Learning The Subtle Art of Knowing Others
In this lonely, isolated time, David Brooks has brought us a book about how to break down the barriers and see each other. He is, of course, a gifted writer, and a journalist who shares some of his own personal stories to back up the research on the need to understand ourselves and look past our preconceptions in others to really empathize with the people who already are in our lives. He highlights the blind spots we have toward other people and toward ourselves, and gives practical ways to overcome the barriers and see each other. Brooks writes this book not only to make a difference in our personal lives, but also to make a difference in the world, as he explains that these personal relationships are the best hope for the continuation of our democracy and our potential connection between countries and cultures.
The premise captured me as soon as I read it. Over the past three years, I’ve heard so many people talk about how we just have to “come together” or “be united,” and what it always feels like they mean is that I need to put down whatever I’m thinking and feeling and think as they do. I’ve gotten tired of hearing this kind of sentiment, where it seems like what I consider good reasons to disagree don’t matter, because it’s the united front that is the important thing, and if we were just in “community,” whatever that really means, then we would automatically be united together. David Brooks takes a different stance. He says that it’s easy not to know the people we are around, that disagreements don’t have to alienate us from each other, and that we could all use some help getting outside our own heads and learning to recognize what’s going on in other people’s heads, both to help them and to be better friends to them. This stance is both more difficult and more authentic than the easy answers offered by public figures, and it’s the one we need to pursue.
I really related to the author’s personal stories, especially as he was a person who tended to hide, and I do that too. Because knowing other people also requires knowing ourselves, this book took me to some difficult places.

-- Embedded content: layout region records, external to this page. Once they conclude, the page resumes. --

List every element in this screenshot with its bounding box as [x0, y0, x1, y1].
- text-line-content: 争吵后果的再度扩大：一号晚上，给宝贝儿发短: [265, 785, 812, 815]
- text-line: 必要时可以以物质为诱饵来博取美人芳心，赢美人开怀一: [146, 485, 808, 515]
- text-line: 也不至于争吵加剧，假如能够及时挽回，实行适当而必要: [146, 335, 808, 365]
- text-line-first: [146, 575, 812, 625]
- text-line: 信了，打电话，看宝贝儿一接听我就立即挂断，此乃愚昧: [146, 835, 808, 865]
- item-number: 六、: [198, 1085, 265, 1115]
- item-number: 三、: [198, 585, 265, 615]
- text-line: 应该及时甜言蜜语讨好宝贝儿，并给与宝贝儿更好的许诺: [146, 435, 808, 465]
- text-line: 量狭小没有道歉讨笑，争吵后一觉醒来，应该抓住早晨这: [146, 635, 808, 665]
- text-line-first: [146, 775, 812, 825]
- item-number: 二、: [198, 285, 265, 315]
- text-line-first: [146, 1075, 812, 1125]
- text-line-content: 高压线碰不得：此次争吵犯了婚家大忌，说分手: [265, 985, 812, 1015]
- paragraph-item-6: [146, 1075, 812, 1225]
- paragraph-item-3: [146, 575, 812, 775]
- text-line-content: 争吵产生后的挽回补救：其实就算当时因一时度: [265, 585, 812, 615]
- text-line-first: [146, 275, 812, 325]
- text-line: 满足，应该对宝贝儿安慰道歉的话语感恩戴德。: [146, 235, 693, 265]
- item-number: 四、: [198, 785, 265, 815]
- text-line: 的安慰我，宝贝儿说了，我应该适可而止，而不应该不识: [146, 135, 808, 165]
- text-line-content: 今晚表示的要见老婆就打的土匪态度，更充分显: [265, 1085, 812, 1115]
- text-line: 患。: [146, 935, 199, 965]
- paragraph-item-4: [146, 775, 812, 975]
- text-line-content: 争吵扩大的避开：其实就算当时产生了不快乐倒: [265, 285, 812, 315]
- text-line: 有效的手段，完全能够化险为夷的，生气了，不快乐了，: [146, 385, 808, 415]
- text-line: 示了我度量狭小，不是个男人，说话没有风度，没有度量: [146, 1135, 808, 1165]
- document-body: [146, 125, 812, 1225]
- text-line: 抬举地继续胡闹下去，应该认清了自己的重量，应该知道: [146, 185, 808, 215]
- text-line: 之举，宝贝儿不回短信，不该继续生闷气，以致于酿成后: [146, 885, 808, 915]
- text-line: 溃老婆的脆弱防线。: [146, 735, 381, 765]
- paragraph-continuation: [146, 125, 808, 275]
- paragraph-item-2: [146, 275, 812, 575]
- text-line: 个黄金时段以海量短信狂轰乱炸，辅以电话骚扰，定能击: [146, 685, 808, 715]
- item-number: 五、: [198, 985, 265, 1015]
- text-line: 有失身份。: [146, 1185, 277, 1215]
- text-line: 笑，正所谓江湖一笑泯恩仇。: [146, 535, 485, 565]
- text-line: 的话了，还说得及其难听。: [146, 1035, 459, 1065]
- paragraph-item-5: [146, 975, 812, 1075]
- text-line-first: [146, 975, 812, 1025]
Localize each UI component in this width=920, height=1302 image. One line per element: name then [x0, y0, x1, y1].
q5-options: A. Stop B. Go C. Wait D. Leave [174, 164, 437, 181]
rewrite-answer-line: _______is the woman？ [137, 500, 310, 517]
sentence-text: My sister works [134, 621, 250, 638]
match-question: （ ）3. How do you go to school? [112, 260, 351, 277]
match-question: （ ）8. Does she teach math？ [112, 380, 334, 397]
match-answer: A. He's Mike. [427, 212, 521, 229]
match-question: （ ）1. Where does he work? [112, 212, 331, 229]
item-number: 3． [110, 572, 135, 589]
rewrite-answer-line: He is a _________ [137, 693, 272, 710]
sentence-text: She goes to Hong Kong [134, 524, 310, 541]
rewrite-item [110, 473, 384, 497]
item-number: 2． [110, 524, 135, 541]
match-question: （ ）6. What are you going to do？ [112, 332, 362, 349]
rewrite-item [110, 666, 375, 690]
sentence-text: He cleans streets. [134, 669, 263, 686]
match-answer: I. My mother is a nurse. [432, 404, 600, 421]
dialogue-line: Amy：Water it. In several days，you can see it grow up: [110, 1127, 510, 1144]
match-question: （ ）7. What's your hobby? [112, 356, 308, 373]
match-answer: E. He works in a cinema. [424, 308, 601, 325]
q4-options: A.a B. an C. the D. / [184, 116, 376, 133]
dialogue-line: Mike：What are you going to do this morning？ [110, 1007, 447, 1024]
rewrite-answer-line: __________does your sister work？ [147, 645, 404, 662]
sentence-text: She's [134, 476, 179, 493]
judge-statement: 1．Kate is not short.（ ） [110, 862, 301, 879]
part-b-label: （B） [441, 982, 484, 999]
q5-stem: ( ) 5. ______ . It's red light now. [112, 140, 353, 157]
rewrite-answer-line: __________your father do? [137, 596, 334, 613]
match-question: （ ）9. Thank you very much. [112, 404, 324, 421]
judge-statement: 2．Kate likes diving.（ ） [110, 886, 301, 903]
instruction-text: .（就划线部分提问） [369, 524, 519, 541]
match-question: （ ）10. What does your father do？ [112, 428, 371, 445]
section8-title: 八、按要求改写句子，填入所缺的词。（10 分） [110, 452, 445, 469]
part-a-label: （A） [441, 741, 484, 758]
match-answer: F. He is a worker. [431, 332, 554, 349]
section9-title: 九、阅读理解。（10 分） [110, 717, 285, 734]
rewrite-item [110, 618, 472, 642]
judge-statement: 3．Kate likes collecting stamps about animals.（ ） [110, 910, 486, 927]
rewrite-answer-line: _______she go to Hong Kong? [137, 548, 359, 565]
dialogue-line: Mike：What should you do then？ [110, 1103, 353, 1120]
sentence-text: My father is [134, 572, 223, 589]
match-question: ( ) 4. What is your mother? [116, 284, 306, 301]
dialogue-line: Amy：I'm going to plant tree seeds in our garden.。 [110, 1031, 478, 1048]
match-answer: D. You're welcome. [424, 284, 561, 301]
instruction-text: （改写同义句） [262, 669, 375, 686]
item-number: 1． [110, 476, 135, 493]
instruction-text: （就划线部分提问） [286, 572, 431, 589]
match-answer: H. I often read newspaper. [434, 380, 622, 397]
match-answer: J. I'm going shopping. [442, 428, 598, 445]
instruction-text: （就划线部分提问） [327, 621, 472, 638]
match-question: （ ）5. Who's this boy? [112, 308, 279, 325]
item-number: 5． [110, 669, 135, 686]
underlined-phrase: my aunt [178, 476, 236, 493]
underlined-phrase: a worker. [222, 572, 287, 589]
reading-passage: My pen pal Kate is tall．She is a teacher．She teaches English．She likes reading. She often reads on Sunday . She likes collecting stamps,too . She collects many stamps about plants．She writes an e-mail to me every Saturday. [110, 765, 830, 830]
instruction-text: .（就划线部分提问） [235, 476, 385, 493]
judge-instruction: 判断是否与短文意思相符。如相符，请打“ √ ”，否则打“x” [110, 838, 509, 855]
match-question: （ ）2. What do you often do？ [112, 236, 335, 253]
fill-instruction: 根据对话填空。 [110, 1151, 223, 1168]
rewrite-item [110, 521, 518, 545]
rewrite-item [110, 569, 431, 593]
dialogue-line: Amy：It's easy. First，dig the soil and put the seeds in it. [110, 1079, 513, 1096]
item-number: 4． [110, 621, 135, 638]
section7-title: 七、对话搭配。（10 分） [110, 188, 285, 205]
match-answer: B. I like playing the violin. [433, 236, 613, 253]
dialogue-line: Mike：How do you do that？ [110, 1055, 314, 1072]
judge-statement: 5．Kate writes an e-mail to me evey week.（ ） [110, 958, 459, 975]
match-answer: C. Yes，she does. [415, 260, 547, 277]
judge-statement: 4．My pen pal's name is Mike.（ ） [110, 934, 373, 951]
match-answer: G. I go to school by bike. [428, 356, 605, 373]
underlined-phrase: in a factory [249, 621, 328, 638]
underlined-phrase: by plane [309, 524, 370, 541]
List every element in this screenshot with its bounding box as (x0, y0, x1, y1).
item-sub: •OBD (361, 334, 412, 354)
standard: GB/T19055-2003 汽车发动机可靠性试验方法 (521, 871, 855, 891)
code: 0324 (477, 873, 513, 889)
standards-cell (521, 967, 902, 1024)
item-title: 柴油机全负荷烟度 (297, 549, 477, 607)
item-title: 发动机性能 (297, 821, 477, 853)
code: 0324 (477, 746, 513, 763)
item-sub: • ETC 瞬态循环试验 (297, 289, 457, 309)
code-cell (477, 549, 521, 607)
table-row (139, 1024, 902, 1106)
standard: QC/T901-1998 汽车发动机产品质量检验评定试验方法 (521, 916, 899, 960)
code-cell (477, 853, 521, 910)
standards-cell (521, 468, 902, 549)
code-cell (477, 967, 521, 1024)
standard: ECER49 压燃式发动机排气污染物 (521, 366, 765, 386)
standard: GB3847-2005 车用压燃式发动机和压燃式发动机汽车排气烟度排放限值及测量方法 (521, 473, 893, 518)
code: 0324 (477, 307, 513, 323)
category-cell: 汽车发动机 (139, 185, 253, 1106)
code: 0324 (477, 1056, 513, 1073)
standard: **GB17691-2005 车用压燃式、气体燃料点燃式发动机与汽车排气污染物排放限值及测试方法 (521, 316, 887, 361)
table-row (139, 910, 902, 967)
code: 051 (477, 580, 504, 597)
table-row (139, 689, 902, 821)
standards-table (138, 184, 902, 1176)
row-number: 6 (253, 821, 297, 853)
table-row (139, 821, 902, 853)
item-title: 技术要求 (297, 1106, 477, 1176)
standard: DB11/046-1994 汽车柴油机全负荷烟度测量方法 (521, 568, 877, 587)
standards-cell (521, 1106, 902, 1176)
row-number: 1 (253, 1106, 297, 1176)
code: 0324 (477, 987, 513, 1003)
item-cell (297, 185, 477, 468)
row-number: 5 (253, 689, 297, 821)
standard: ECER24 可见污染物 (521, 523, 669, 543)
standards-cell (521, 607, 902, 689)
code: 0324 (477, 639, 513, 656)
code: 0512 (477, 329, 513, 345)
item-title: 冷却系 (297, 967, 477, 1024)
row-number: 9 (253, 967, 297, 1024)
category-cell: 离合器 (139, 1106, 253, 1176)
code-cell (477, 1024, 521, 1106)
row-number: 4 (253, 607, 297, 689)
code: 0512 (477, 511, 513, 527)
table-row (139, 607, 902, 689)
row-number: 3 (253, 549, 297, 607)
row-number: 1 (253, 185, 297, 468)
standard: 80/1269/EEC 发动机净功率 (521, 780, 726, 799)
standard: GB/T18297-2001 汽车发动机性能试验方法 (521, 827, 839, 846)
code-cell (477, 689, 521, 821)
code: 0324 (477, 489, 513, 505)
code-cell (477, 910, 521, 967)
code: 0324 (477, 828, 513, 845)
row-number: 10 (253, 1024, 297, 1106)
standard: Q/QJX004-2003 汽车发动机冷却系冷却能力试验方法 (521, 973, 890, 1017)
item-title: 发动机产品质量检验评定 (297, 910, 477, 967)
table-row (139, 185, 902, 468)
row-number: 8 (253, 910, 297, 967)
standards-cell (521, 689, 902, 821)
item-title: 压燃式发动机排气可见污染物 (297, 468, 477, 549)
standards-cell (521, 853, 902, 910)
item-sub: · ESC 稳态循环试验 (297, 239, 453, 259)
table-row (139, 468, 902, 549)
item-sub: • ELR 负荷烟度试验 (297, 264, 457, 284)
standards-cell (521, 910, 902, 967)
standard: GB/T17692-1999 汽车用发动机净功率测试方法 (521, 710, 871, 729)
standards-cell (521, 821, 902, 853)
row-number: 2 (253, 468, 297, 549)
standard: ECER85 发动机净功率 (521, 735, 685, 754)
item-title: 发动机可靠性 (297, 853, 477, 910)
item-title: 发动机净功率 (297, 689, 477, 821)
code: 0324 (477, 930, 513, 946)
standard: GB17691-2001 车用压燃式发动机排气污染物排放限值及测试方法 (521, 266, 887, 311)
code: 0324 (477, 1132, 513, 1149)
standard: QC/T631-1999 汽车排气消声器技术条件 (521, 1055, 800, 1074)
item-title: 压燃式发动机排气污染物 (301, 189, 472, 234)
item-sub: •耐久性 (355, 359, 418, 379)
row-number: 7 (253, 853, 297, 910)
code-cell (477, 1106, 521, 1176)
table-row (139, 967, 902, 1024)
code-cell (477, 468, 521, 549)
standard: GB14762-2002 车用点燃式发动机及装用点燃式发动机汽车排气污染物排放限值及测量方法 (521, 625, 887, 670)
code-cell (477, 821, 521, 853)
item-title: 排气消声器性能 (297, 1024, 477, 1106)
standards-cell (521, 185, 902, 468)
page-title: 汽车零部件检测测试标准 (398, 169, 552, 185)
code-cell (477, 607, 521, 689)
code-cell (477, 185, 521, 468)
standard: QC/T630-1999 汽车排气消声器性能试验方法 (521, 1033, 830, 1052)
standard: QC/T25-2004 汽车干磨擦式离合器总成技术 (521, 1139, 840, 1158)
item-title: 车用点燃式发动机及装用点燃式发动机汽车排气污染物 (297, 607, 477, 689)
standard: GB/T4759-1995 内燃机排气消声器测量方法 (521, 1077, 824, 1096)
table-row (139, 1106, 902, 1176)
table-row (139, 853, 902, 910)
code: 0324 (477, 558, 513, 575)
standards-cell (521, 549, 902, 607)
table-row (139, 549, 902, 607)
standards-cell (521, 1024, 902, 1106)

I read it when I was coming out of a period of fear and disconnection, and often I had to shut the book because I felt anxious. However, David Brooks believes that anyone can connect and can find a way out of the dark places by letting the self be seen and known and also in reaching out for others, and he spends the book describing ways we can learn to do all these things. His suggestions are well-researched and sensible.
I checked this out from the library, but I think I’d like to get my own copy so I can go back through it even more slowly and write all over it. The lessons he shares and steps for both opening to others and recognizing the truth in them are essential for living a wholehearted, honest, and connected life, but I think it takes some time to internalize and reflect on them. This is not a really quick book, but it is an important one, and I’m so glad that he wrote it, and that I found it.